Take it from Kramer- Quitting ain’t failure
Ramsay Banna take…
In Seinfeld Kramer and Jerry have a bet that Kramer will get rid of all his furniture and build different levels with carpeted steps. Jerry doesn’t believe him and so he bets he wouldn’t. Later on Kramer comes back to say that he is not doing it, to which the argument about who won the bet ensues.
Now this issue between them is more of a semantic one but it touches on a very important and subtle distinction, one that has a huge impact on one’s life. Is it a considered failing if you quit?
Society
Society at large has given us this impression that quitting is a moral failure, that we are letting our younger selves down, that quitting is for losers. Open any autobiography and you will see how they preach that they never quit even when the odds were heavily stacked against them and that is why they are where they are now. While this is undeniable it is incomplete. This information suffers from survivorship bias, which occurs when a successful subgroup is mistaken as the entire group, due to the invisibility of the failure subgroup. You wouldn’t read the story of a failed actor/musician/sportsman/entrepreneur for lessons and no doubt there are many that also did not quit and are still hoping for their ‘big break’ at 82.
Moreover, as Malcolm Gladwell outlines in his book ‘Outliers’ people tend to overemphasise the role they played in their success and skip (through no fault of their own, they may not have even been aware of it) all the other factors that came into play.
Quitting
Quitting has a bad reputation and I have seen many people close to me- including my sister- push on with something despite not enjoying it anymore for fear of the negative feelings that come with quitting. What drives this is a sunk cost fallacy- the idea that you have invested so much time/money/pain/blood, sweat and tears that giving up becomes harder as you go along because it is all for nothing.

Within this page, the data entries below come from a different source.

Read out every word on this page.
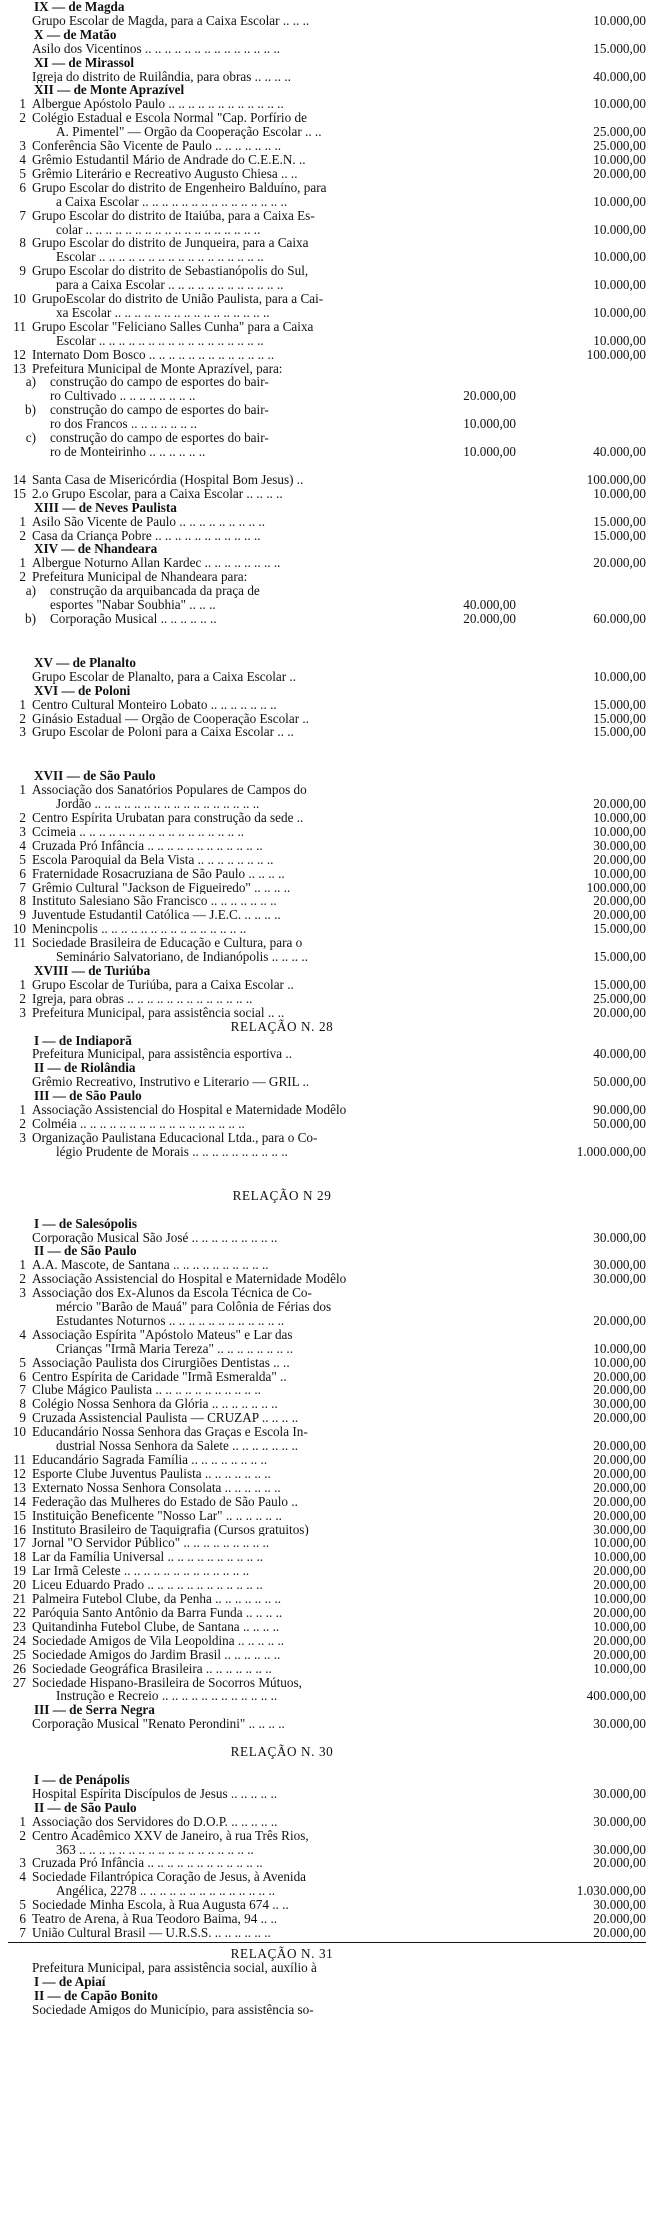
IX — de Magda
Grupo Escolar de Magda, para a Caixa Escolar .. .. ..	10.000,00
X — de Matão
Asilo dos Vicentinos .. .. .. .. .. .. .. .. .. .. .. .. .. ..	15.000,00
XI — de Mirassol
Igreja do distrito de Ruilândia, para obras .. .. .. ..	40.000,00
XII — de Monte Aprazível
1 Albergue Apóstolo Paulo .. .. .. .. .. .. .. .. .. .. .. ..	10.000,00
2 Colégio Estadual e Escola Normal "Cap. Porfírio de
A. Pimentel" — Orgão da Cooperação Escolar .. ..	25.000,00
3 Conferência São Vicente de Paulo .. .. .. .. .. .. ..	25.000,00
4 Grêmio Estudantil Mário de Andrade do C.E.E.N. ..	10.000,00
5 Grêmio Literário e Recreativo Augusto Chiesa .. ..	20.000,00
6 Grupo Escolar do distrito de Engenheiro Balduíno, para
a Caixa Escolar .. .. .. .. .. .. .. .. .. .. .. .. .. .. ..	10.000,00
7 Grupo Escolar do distrito de Itaiúba, para a Caixa Es-
colar .. .. .. .. .. .. .. .. .. .. .. .. .. .. .. .. .. ..	10.000,00
8 Grupo Escolar do distrito de Junqueira, para a Caixa
Escolar .. .. .. .. .. .. .. .. .. .. .. .. .. .. .. .. ..	10.000,00
9 Grupo Escolar do distrito de Sebastianópolis do Sul,
para a Caixa Escolar .. .. .. .. .. .. .. .. .. .. .. ..	10.000,00
10 GrupoEscolar do distrito de União Paulista, para a Cai-
xa Escolar .. .. .. .. .. .. .. .. .. .. .. .. .. .. .. ..	10.000,00
11 Grupo Escolar "Feliciano Salles Cunha" para a Caixa
Escolar .. .. .. .. .. .. .. .. .. .. .. .. .. .. .. .. ..	10.000,00
12 Internato Dom Bosco .. .. .. .. .. .. .. .. .. .. .. .. ..	100.000,00
13 Prefeitura Municipal de Monte Aprazível, para:
a)	construção do campo de esportes do bair-
ro Cultivado .. .. .. .. .. .. .. ..	20.000,00
b)	construção do campo de esportes do bair-
ro dos Francos .. .. .. .. .. .. ..	10.000,00
c)	construção do campo de esportes do bair-
ro de Monteirinho .. .. .. .. .. ..	10.000,00	40.000,00
14 Santa Casa de Misericórdia (Hospital Bom Jesus) ..	100.000,00
15 2.o Grupo Escolar, para a Caixa Escolar .. .. .. ..	10.000,00
XIII — de Neves Paulista
1 Asilo São Vicente de Paulo .. .. .. .. .. .. .. .. ..	15.000,00
2 Casa da Criança Pobre .. .. .. .. .. .. .. .. .. .. ..	15.000,00
XIV — de Nhandeara
1 Albergue Noturno Allan Kardec .. .. .. .. .. .. .. ..	20.000,00
2 Prefeitura Municipal de Nhandeara para:
a)	construção da arquibancada da praça de
esportes "Nabar Soubhia" .. .. ..	40.000,00
b)	Corporação Musical .. .. .. .. .. ..	20.000,00	60.000,00
XV — de Planalto
Grupo Escolar de Planalto, para a Caixa Escolar ..	10.000,00
XVI — de Poloni
1 Centro Cultural Monteiro Lobato .. .. .. .. .. .. ..	15.000,00
2 Ginásio Estadual — Orgão de Cooperação Escolar ..	15.000,00
3 Grupo Escolar de Poloni para a Caixa Escolar .. ..	15.000,00
XVII — de São Paulo
1 Associação dos Sanatórios Populares de Campos do
Jordão .. .. .. .. .. .. .. .. .. .. .. .. .. .. .. .. ..	20.000,00
2 Centro Espírita Urubatan para construção da sede ..	10.000,00
3 Ccimeia .. .. .. .. .. .. .. .. .. .. .. .. .. .. .. .. ..	10.000,00
4 Cruzada Pró Infância .. .. .. .. .. .. .. .. .. .. .. ..	30.000,00
5 Escola Paroquial da Bela Vista .. .. .. .. .. .. .. ..	20.000,00
6 Fraternidade Rosacruziana de São Paulo .. .. .. ..	10.000,00
7 Grêmio Cultural "Jackson de Figueiredo" .. .. .. ..	100.000,00
8 Instituto Salesiano São Francisco .. .. .. .. .. .. ..	20.000,00
9 Juventude Estudantil Católica — J.E.C. .. .. .. ..	20.000,00
10 Menincpolis .. .. .. .. .. .. .. .. .. .. .. .. .. .. ..	15.000,00
11 Sociedade Brasileira de Educação e Cultura, para o
Seminário Salvatoriano, de Indianópolis .. .. .. ..	15.000,00
XVIII — de Turiúba
1 Grupo Escolar de Turiúba, para a Caixa Escolar ..	15.000,00
2 Igreja, para obras .. .. .. .. .. .. .. .. .. .. .. .. ..	25.000,00
3 Prefeitura Municipal, para assistência social .. ..	20.000,00
RELAÇÃO N. 28
I — de Indiaporã
Prefeitura Municipal, para assistência esportiva ..	40.000,00
II — de Riolândia
Grêmio Recreativo, Instrutivo e Literario — GRIL ..	50.000,00
III — de São Paulo
1 Associação Assistencial do Hospital e Maternidade Modêlo	90.000,00
2 Colméia .. .. .. .. .. .. .. .. .. .. .. .. .. .. .. .. ..	50.000,00
3 Organização Paulistana Educacional Ltda., para o Co-
légio Prudente de Morais .. .. .. .. .. .. .. .. .. ..	1.000.000,00
RELAÇÃO N 29
I — de Salesópolis
Corporação Musical São José .. .. .. .. .. .. .. .. ..	30.000,00
II — de São Paulo
1 A.A. Mascote, de Santana .. .. .. .. .. .. .. .. .. ..	30.000,00
2 Associação Assistencial do Hospital e Maternidade Modêlo	30.000,00
3 Associação dos Ex-Alunos da Escola Técnica de Co-
mércio "Barão de Mauá" para Colônia de Férias dos
Estudantes Noturnos .. .. .. .. .. .. .. .. .. .. .. ..	20.000,00
4 Associação Espírita "Apóstolo Mateus" e Lar das
Crianças "Irmã Maria Tereza" .. .. .. .. .. .. .. ..	10.000,00
5 Associação Paulista dos Cirurgiões Dentistas .. ..	10.000,00
6 Centro Espírita de Caridade "Irmã Esmeralda" ..	20.000,00
7 Clube Mágico Paulista .. .. .. .. .. .. .. .. .. .. ..	20.000,00
8 Colégio Nossa Senhora da Glória .. .. .. .. .. .. ..	30.000,00
9 Cruzada Assistencial Paulista — CRUZAP .. .. .. ..	20.000,00
10 Educandário Nossa Senhora das Graças e Escola In-
dustrial Nossa Senhora da Salete .. .. .. .. .. .. ..	20.000,00
11 Educandário Sagrada Família .. .. .. .. .. .. .. ..	20.000,00
12 Esporte Clube Juventus Paulista .. .. .. .. .. .. ..	20.000,00
13 Externato Nossa Senhora Consolata .. .. .. .. .. ..	20.000,00
14 Federação das Mulheres do Estado de São Paulo ..	20.000,00
15 Instituição Beneficente "Nosso Lar" .. .. .. .. .. ..	20.000,00
16 Instituto Brasileiro de Taquigrafia (Cursos gratuitos)	30.000,00
17 Jornal "O Servidor Público" .. .. .. .. .. .. .. .. ..	10.000,00
18 Lar da Família Universal .. .. .. .. .. .. .. .. .. ..	10.000,00
19 Lar Irmã Celeste .. .. .. .. .. .. .. .. .. .. .. .. ..	20.000,00
20 Liceu Eduardo Prado .. .. .. .. .. .. .. .. .. .. .. ..	20.000,00
21 Palmeira Futebol Clube, da Penha .. .. .. .. .. .. ..	10.000,00
22 Paróquia Santo Antônio da Barra Funda .. .. .. ..	20.000,00
23 Quitandinha Futebol Clube, de Santana .. .. .. ..	10.000,00
24 Sociedade Amigos de Vila Leopoldina .. .. .. .. ..	20.000,00
25 Sociedade Amigos do Jardim Brasil .. .. .. .. .. ..	20.000,00
26 Sociedade Geográfica Brasileira .. .. .. .. .. .. ..	10.000,00
27 Sociedade Hispano-Brasileira de Socorros Mútuos,
Instrução e Recreio .. .. .. .. .. .. .. .. .. .. .. ..	400.000,00
III — de Serra Negra
Corporação Musical "Renato Perondini" .. .. .. ..	30.000,00
RELAÇÃO N. 30
I — de Penápolis
Hospital Espírita Discípulos de Jesus .. .. .. .. ..	30.000,00
II — de São Paulo
1 Associação dos Servidores do D.O.P. .. .. .. .. ..	30.000,00
2 Centro Acadêmico XXV de Janeiro, à rua Três Rios,
363 .. .. .. .. .. .. .. .. .. .. .. .. .. .. .. .. .. ..	30.000,00
3 Cruzada Pró Infância .. .. .. .. .. .. .. .. .. .. .. ..	20.000,00
4 Sociedade Filantrópica Coração de Jesus, à Avenida
Angélica, 2278 .. .. .. .. .. .. .. .. .. .. .. .. .. ..	1.030.000,00
5 Sociedade Minha Escola, à Rua Augusta 674 .. ..	30.000,00
6 Teatro de Arena, à Rua Teodoro Baima, 94 .. ..	20.000,00
7 União Cultural Brasil — U.R.S.S. .. .. .. .. .. ..	20.000,00
RELAÇÃO N. 31
Prefeitura Municipal, para assistência social, auxílio à
I — de Apiaí
II — de Capão Bonito
Sociedade Amigos do Município, para assistência so-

But this touches on an important point. Is it all for nothing? If your measure of success is fame and fortune, and you have failed to achieve it in your pursuit, it is natural that that would be your conclusion. But perhaps the odds were stacked against you to begin with. You are statistically more likely to win the lottery than become famous- and yet when you buy the lottery ticket you don’t expect it will be the winning one like you expect your endevour will succeed.
So perhaps it is a case of reframing. Did you learn in the years you put time and energy into something? Did you come out wiser, more patient, hard working? Can you transfer those skills into something else?
Invest in yourself
If you are investing and the house price plummeted because the area is no longer attractive do you wait to it goes up again or sell it, cut your losses and invest with the money into something more lucrative? Similarly, with the limited time you have why not cut your losses and put it into something you now enjoy and can benefit from in the future. It is hard because you will be letting the little kid down but you let them down the moment you decided not to buy the lamborghini they used to say they would get when the grow up. Or every time you nap during the day when as a kid you swore you couldn’t wait to grow up and not nap. Keeping their promise is overrated. So give yourself permission to quit. Keep doing the thing if you enjoy it of course, but allow yourself to accept that you did not achieve what you set out to and that that is not failure.
In the words of Kramer “There’s no bet if I’m not doin’ it’’.